By Bruce Amaro
---- — It seems everyone from city leaders to merchants to customers rave about the success of the downtown restaurant district.
Everyone, that is, but Richard Tierney.
Most downtown eateries and lounges are packed several nights a week. Buildings that once had unsuccessful businesses or were vacant are thriving with activity.
While he wishes the downtown and its investors well, Tierney said the start of the downtown evolution didn’t work for the antique businesses he ran there for 18 years. His rent went up. The new customer base was no longer as interested in what he had to offer.
So he picked up and moved his Antique World shop from 108-114 Washington St. to a new location in Kingston, N.H.
That was in 2008, when the downtown was picking up steam toward becoming the current restaurant district.

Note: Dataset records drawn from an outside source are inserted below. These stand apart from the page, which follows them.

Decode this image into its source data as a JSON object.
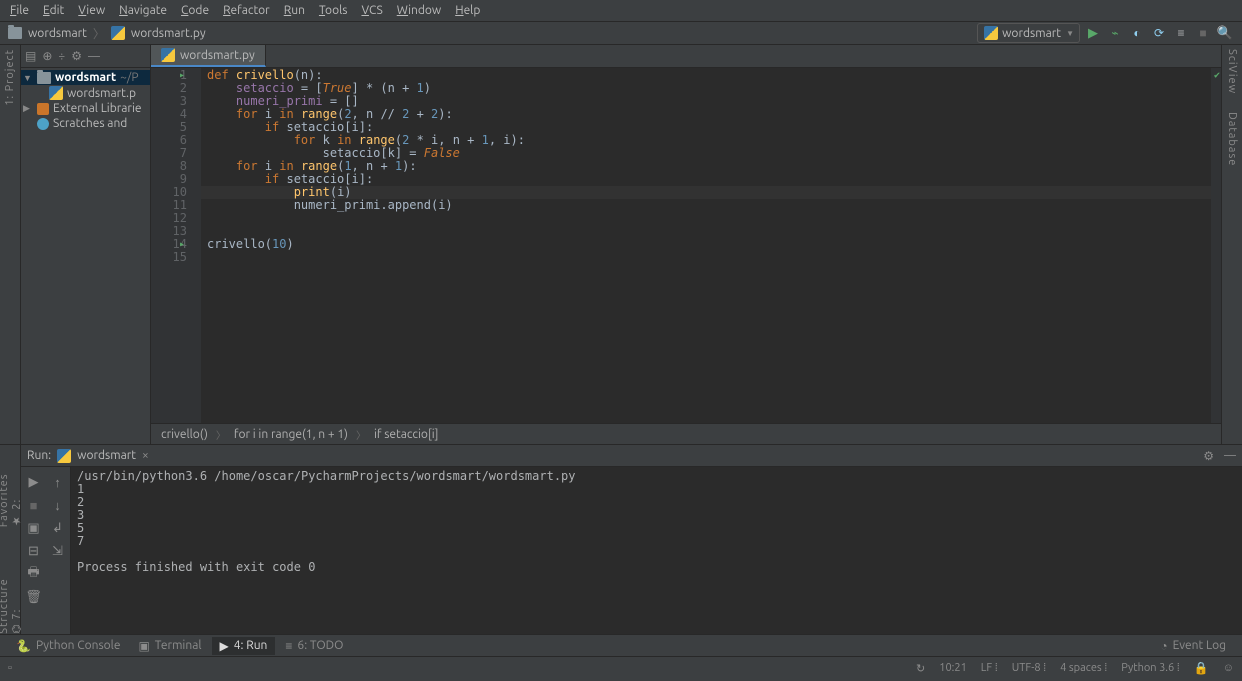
{
  "menu": [
    "File",
    "Edit",
    "View",
    "Navigate",
    "Code",
    "Refactor",
    "Run",
    "Tools",
    "VCS",
    "Window",
    "Help"
  ],
  "nav": {
    "project": "wordsmart",
    "file": "wordsmart.py"
  },
  "run_config": "wordsmart",
  "side_left": [
    "1: Project"
  ],
  "side_right": [
    "SciView",
    "Database"
  ],
  "project_tree": {
    "root": "wordsmart",
    "root_path": "~/P",
    "file": "wordsmart.p",
    "ext": "External Librarie",
    "scratch": "Scratches and"
  },
  "tab": "wordsmart.py",
  "gutter_lines": [
    "1",
    "2",
    "3",
    "4",
    "5",
    "6",
    "7",
    "8",
    "9",
    "10",
    "11",
    "12",
    "13",
    "14",
    "15"
  ],
  "highlight_line": 10,
  "code_tokens": [
    [
      [
        "kw",
        "def "
      ],
      [
        "fn",
        "crivello"
      ],
      [
        "op",
        "(n):"
      ]
    ],
    [
      [
        "op",
        "    "
      ],
      [
        "id",
        "setaccio"
      ],
      [
        "op",
        " = ["
      ],
      [
        "bl",
        "True"
      ],
      [
        "op",
        "] * (n + "
      ],
      [
        "nm",
        "1"
      ],
      [
        "op",
        ")"
      ]
    ],
    [
      [
        "op",
        "    "
      ],
      [
        "id",
        "numeri_primi"
      ],
      [
        "op",
        " = []"
      ]
    ],
    [
      [
        "op",
        "    "
      ],
      [
        "kw",
        "for "
      ],
      [
        "op",
        "i "
      ],
      [
        "kw",
        "in "
      ],
      [
        "fn",
        "range"
      ],
      [
        "op",
        "("
      ],
      [
        "nm",
        "2"
      ],
      [
        "op",
        ", n // "
      ],
      [
        "nm",
        "2"
      ],
      [
        "op",
        " + "
      ],
      [
        "nm",
        "2"
      ],
      [
        "op",
        "):"
      ]
    ],
    [
      [
        "op",
        "        "
      ],
      [
        "kw",
        "if "
      ],
      [
        "op",
        "setaccio[i]:"
      ]
    ],
    [
      [
        "op",
        "            "
      ],
      [
        "kw",
        "for "
      ],
      [
        "op",
        "k "
      ],
      [
        "kw",
        "in "
      ],
      [
        "fn",
        "range"
      ],
      [
        "op",
        "("
      ],
      [
        "nm",
        "2"
      ],
      [
        "op",
        " * i, n + "
      ],
      [
        "nm",
        "1"
      ],
      [
        "op",
        ", i):"
      ]
    ],
    [
      [
        "op",
        "                setaccio[k] = "
      ],
      [
        "bl",
        "False"
      ]
    ],
    [
      [
        "op",
        "    "
      ],
      [
        "kw",
        "for "
      ],
      [
        "op",
        "i "
      ],
      [
        "kw",
        "in "
      ],
      [
        "fn",
        "range"
      ],
      [
        "op",
        "("
      ],
      [
        "nm",
        "1"
      ],
      [
        "op",
        ", n + "
      ],
      [
        "nm",
        "1"
      ],
      [
        "op",
        "):"
      ]
    ],
    [
      [
        "op",
        "        "
      ],
      [
        "kw",
        "if "
      ],
      [
        "op",
        "setaccio[i]:"
      ]
    ],
    [
      [
        "op",
        "            "
      ],
      [
        "fn",
        "print"
      ],
      [
        "op",
        "("
      ],
      [
        "op",
        "i"
      ],
      [
        "op",
        ")"
      ]
    ],
    [
      [
        "op",
        "            numeri_primi.append(i)"
      ]
    ],
    [],
    [],
    [
      [
        "op",
        "crivello("
      ],
      [
        "nm",
        "10"
      ],
      [
        "op",
        ")"
      ]
    ],
    []
  ],
  "breadcrumb": [
    "crivello()",
    "for i in range(1, n + 1)",
    "if setaccio[i]"
  ],
  "run_panel": {
    "title": "Run:",
    "config": "wordsmart",
    "output": "/usr/bin/python3.6 /home/oscar/PycharmProjects/wordsmart/wordsmart.py\n1\n2\n3\n5\n7\n\nProcess finished with exit code 0"
  },
  "bottom_tabs": {
    "console": "Python Console",
    "terminal": "Terminal",
    "run": "4: Run",
    "todo": "6: TODO",
    "eventlog": "Event Log"
  },
  "status": {
    "pos": "10:21",
    "eol": "LF",
    "enc": "UTF-8",
    "indent": "4 spaces",
    "python": "Python 3.6"
  }
}
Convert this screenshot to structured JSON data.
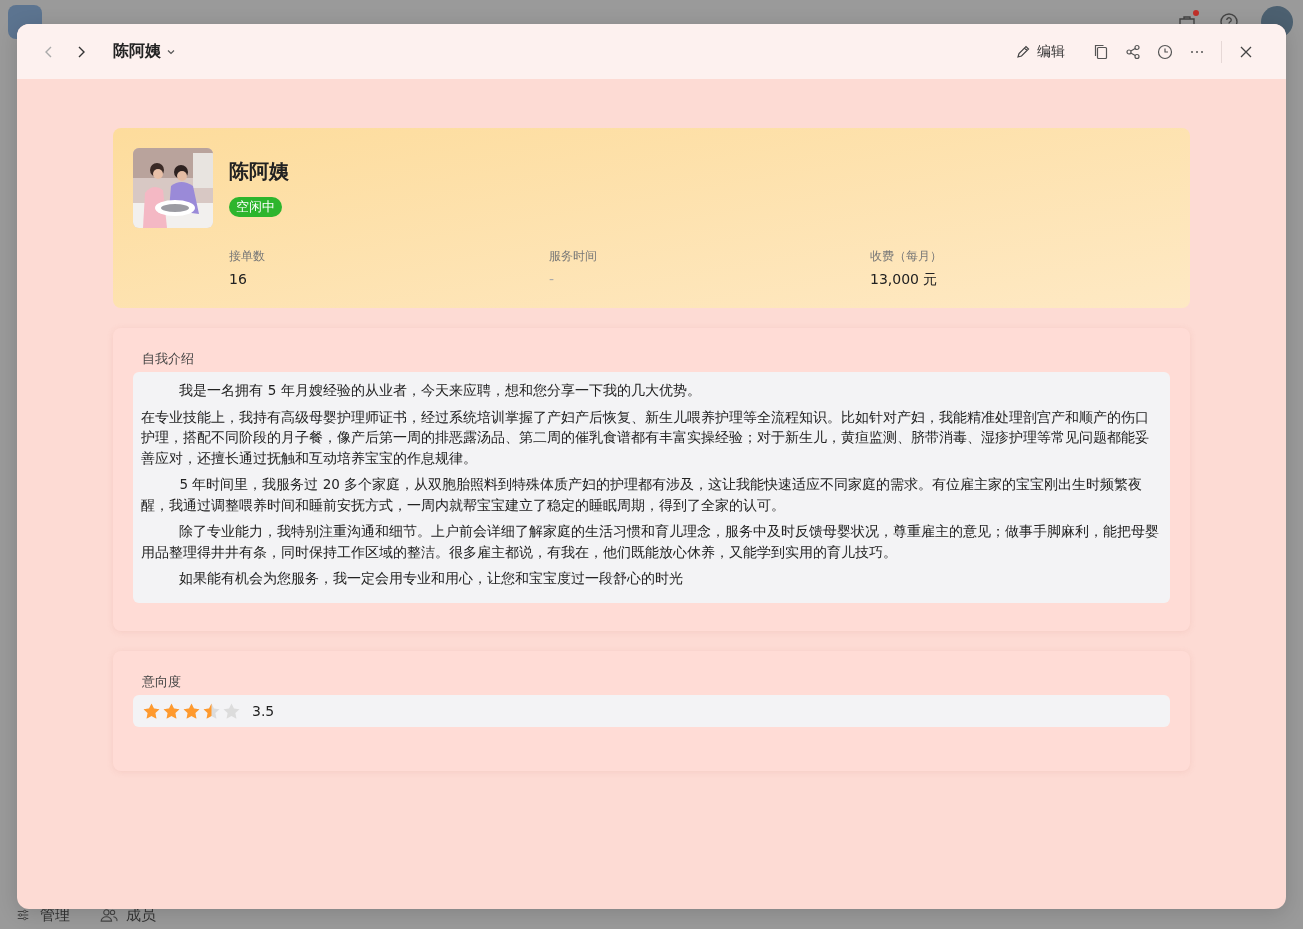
{
  "app": {
    "notification_dot": true,
    "footer": [
      {
        "kind": "manage",
        "label": "管理"
      },
      {
        "kind": "members",
        "label": "成员"
      }
    ]
  },
  "header": {
    "title": "陈阿姨",
    "edit_label": "编辑"
  },
  "profile": {
    "name": "陈阿姨",
    "status": "空闲中",
    "stats": [
      {
        "label": "接单数",
        "value": "16",
        "muted": false
      },
      {
        "label": "服务时间",
        "value": "-",
        "muted": true
      },
      {
        "label": "收费（每月）",
        "value": "13,000 元",
        "muted": false
      }
    ]
  },
  "intro": {
    "label": "自我介绍",
    "paragraphs": [
      {
        "text": "我是一名拥有 5 年月嫂经验的从业者，今天来应聘，想和您分享一下我的几大优势。",
        "indented": true
      },
      {
        "text": "在专业技能上，我持有高级母婴护理师证书，经过系统培训掌握了产妇产后恢复、新生儿喂养护理等全流程知识。比如针对产妇，我能精准处理剖宫产和顺产的伤口护理，搭配不同阶段的月子餐，像产后第一周的排恶露汤品、第二周的催乳食谱都有丰富实操经验；对于新生儿，黄疸监测、脐带消毒、湿疹护理等常见问题都能妥善应对，还擅长通过抚触和互动培养宝宝的作息规律。",
        "indented": false
      },
      {
        "text": "5 年时间里，我服务过 20 多个家庭，从双胞胎照料到特殊体质产妇的护理都有涉及，这让我能快速适应不同家庭的需求。有位雇主家的宝宝刚出生时频繁夜醒，我通过调整喂养时间和睡前安抚方式，一周内就帮宝宝建立了稳定的睡眠周期，得到了全家的认可。",
        "indented": true
      },
      {
        "text": "除了专业能力，我特别注重沟通和细节。上户前会详细了解家庭的生活习惯和育儿理念，服务中及时反馈母婴状况，尊重雇主的意见；做事手脚麻利，能把母婴用品整理得井井有条，同时保持工作区域的整洁。很多雇主都说，有我在，他们既能放心休养，又能学到实用的育儿技巧。",
        "indented": true
      },
      {
        "text": "如果能有机会为您服务，我一定会用专业和用心，让您和宝宝度过一段舒心的时光",
        "indented": true
      }
    ]
  },
  "rating": {
    "label": "意向度",
    "stars": 3.5,
    "reading": "3.5"
  }
}
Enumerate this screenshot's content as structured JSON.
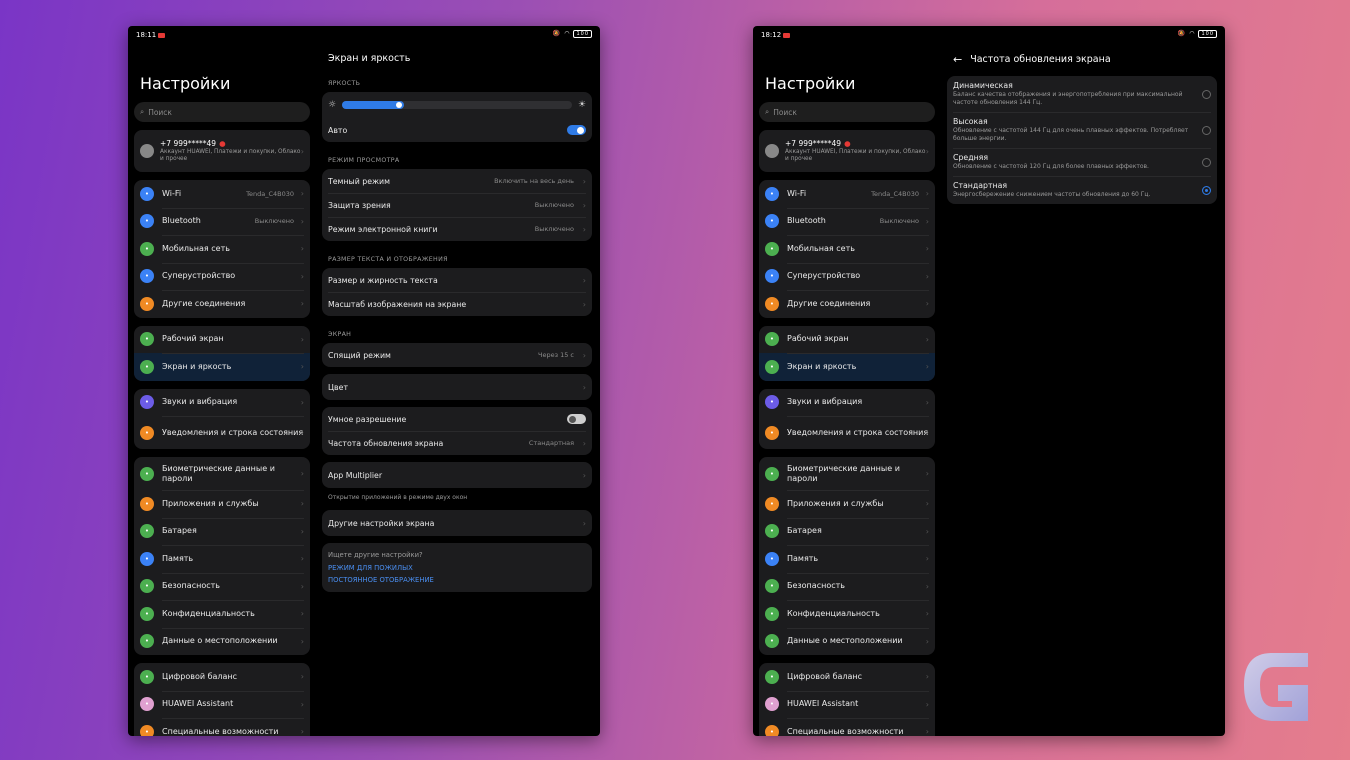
{
  "tablet_a": {
    "status": {
      "time": "18:11",
      "battery": "100"
    },
    "left": {
      "title": "Настройки",
      "search_placeholder": "Поиск",
      "account": {
        "phone": "+7 999*****49",
        "sub": "Аккаунт HUAWEI, Платежи и покупки, Облако и прочее"
      },
      "groups": [
        [
          {
            "label": "Wi-Fi",
            "value": "Tenda_C4B030",
            "icon": "wifi-icon",
            "color": "#3b82f6"
          },
          {
            "label": "Bluetooth",
            "value": "Выключено",
            "icon": "bluetooth-icon",
            "color": "#3b82f6"
          },
          {
            "label": "Мобильная сеть",
            "value": "",
            "icon": "mobile-network-icon",
            "color": "#4caf50"
          },
          {
            "label": "Суперустройство",
            "value": "",
            "icon": "super-device-icon",
            "color": "#3b82f6"
          },
          {
            "label": "Другие соединения",
            "value": "",
            "icon": "link-icon",
            "color": "#f08a24"
          }
        ],
        [
          {
            "label": "Рабочий экран",
            "value": "",
            "icon": "home-screen-icon",
            "color": "#4caf50"
          },
          {
            "label": "Экран и яркость",
            "value": "",
            "icon": "display-icon",
            "color": "#4caf50"
          }
        ],
        [
          {
            "label": "Звуки и вибрация",
            "value": "",
            "icon": "sound-icon",
            "color": "#6c5ce7"
          },
          {
            "label": "Уведомления и строка состояния",
            "value": "",
            "icon": "bell-icon",
            "color": "#f08a24"
          }
        ],
        [
          {
            "label": "Биометрические данные и пароли",
            "value": "",
            "icon": "key-icon",
            "color": "#4caf50"
          },
          {
            "label": "Приложения и службы",
            "value": "",
            "icon": "apps-icon",
            "color": "#f08a24"
          },
          {
            "label": "Батарея",
            "value": "",
            "icon": "battery-icon",
            "color": "#4caf50"
          },
          {
            "label": "Память",
            "value": "",
            "icon": "storage-icon",
            "color": "#3b82f6"
          },
          {
            "label": "Безопасность",
            "value": "",
            "icon": "shield-icon",
            "color": "#4caf50"
          },
          {
            "label": "Конфиденциальность",
            "value": "",
            "icon": "privacy-icon",
            "color": "#4caf50"
          },
          {
            "label": "Данные о местоположении",
            "value": "",
            "icon": "location-icon",
            "color": "#4caf50"
          }
        ],
        [
          {
            "label": "Цифровой баланс",
            "value": "",
            "icon": "hourglass-icon",
            "color": "#4caf50"
          },
          {
            "label": "HUAWEI Assistant",
            "value": "",
            "icon": "assistant-icon",
            "color": "#e0a0d0"
          },
          {
            "label": "Специальные возможности",
            "value": "",
            "icon": "accessibility-icon",
            "color": "#f08a24"
          }
        ]
      ]
    },
    "display": {
      "title": "Экран и яркость",
      "brightness_section": "ЯРКОСТЬ",
      "brightness_level": 0.27,
      "auto_label": "Авто",
      "auto_on": true,
      "view_section": "РЕЖИМ ПРОСМОТРА",
      "view_rows": [
        {
          "label": "Темный режим",
          "value": "Включить на весь день"
        },
        {
          "label": "Защита зрения",
          "value": "Выключено"
        },
        {
          "label": "Режим электронной книги",
          "value": "Выключено"
        }
      ],
      "text_section": "РАЗМЕР ТЕКСТА И ОТОБРАЖЕНИЯ",
      "text_rows": [
        {
          "label": "Размер и жирность текста",
          "value": ""
        },
        {
          "label": "Масштаб изображения на экране",
          "value": ""
        }
      ],
      "screen_section": "ЭКРАН",
      "sleep": {
        "label": "Спящий режим",
        "value": "Через 15 с"
      },
      "color": {
        "label": "Цвет"
      },
      "smart_res": {
        "label": "Умное разрешение",
        "on": false
      },
      "refresh": {
        "label": "Частота обновления экрана",
        "value": "Стандартная"
      },
      "multiplier": {
        "label": "App Multiplier",
        "note": "Открытие приложений в режиме двух окон"
      },
      "other": {
        "label": "Другие настройки экрана"
      },
      "looking": {
        "question": "Ищете другие настройки?",
        "link1": "РЕЖИМ ДЛЯ ПОЖИЛЫХ",
        "link2": "ПОСТОЯННОЕ ОТОБРАЖЕНИЕ"
      }
    }
  },
  "tablet_b": {
    "status": {
      "time": "18:12",
      "battery": "100"
    },
    "refresh_page": {
      "title": "Частота обновления экрана",
      "options": [
        {
          "name": "Динамическая",
          "desc": "Баланс качества отображения и энергопотребления при максимальной частоте обновления 144 Гц.",
          "selected": false
        },
        {
          "name": "Высокая",
          "desc": "Обновление с частотой 144 Гц для очень плавных эффектов. Потребляет больше энергии.",
          "selected": false
        },
        {
          "name": "Средняя",
          "desc": "Обновление с частотой 120 Гц для более плавных эффектов.",
          "selected": false
        },
        {
          "name": "Стандартная",
          "desc": "Энергосбережение снижением частоты обновления до 60 Гц.",
          "selected": true
        }
      ]
    }
  },
  "colors": {
    "accent": "#2f7be6",
    "link": "#4a8ef0",
    "card": "#1c1c1e"
  }
}
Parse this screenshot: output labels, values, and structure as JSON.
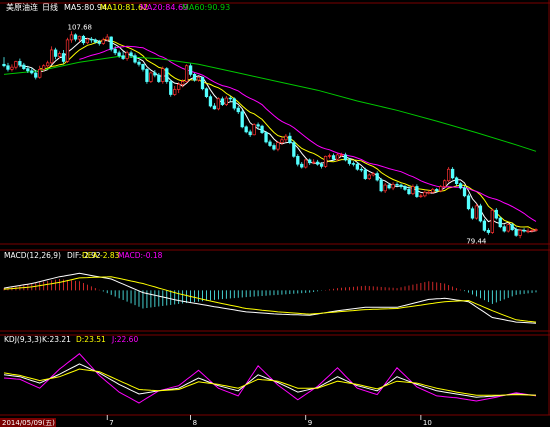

“The rents started to go up,’’ Tierney said. “It got too expensive and I had an opportunity in Kingston with a friend and customers (who) weren’t so seasonal.”
When Tierney settled his shop into its Washington Street address next to the Tap restaurant and lounge in 1990, he had a regular clientele that drove to Haverhill just to do business with him.
“If I could’ve seen what was coming, I would’ve bought the building I was in,’’ he said. “I could’ve had it for $129,000 ... in 1992. But I didn’t see anything happening that would make it worthwhile, and now that building is out of reach and maybe worth almost three times that much.’’
Tierney said he is happy for Haverhill’s success and thinks Mayor James Fiorentini has helped the city realize some of its dreams.
“We certainly have a lively restaurant crowd now,’’ Tierney said of the new downtown customer base. “People come in from out of town, a different crowd.’’
In making the move to Kingston, Tierney took advantage of the opportunity to combine his antique shop with a business that sells new hand-made jewelry and related items.
“An old friend got me involved in his business up there (in Kingston, N.H.), and I can get better traffic for my antique business,” Tierney said.
A carpenter by trade who previously worked union jobs, Tierney said he earned a good living before going into the antique business.
Almost 20 years ago, a friend of his in Haverhill ran a second-hand furniture shop that morphed into the antique business.
She got items from old estates and sold that inventory to other antique dealers throughout the region.
“I just got into the business slowly, and made a good living at it,” Tierney said. “One thing led to another, and I found myself putting more time into the business.’’
Tierney attracted most of his business from regional antique dealers, other people who sold the antiques retail to shops and trade shows.
Most of Antique World’s inventory came from estate sales. Other dealers came in every week to buy items.
Tierney said as it turns out, the move to Kingston was good for him and the reason for his move has been good for Haverhill as the downtown continues to grow in a new direction.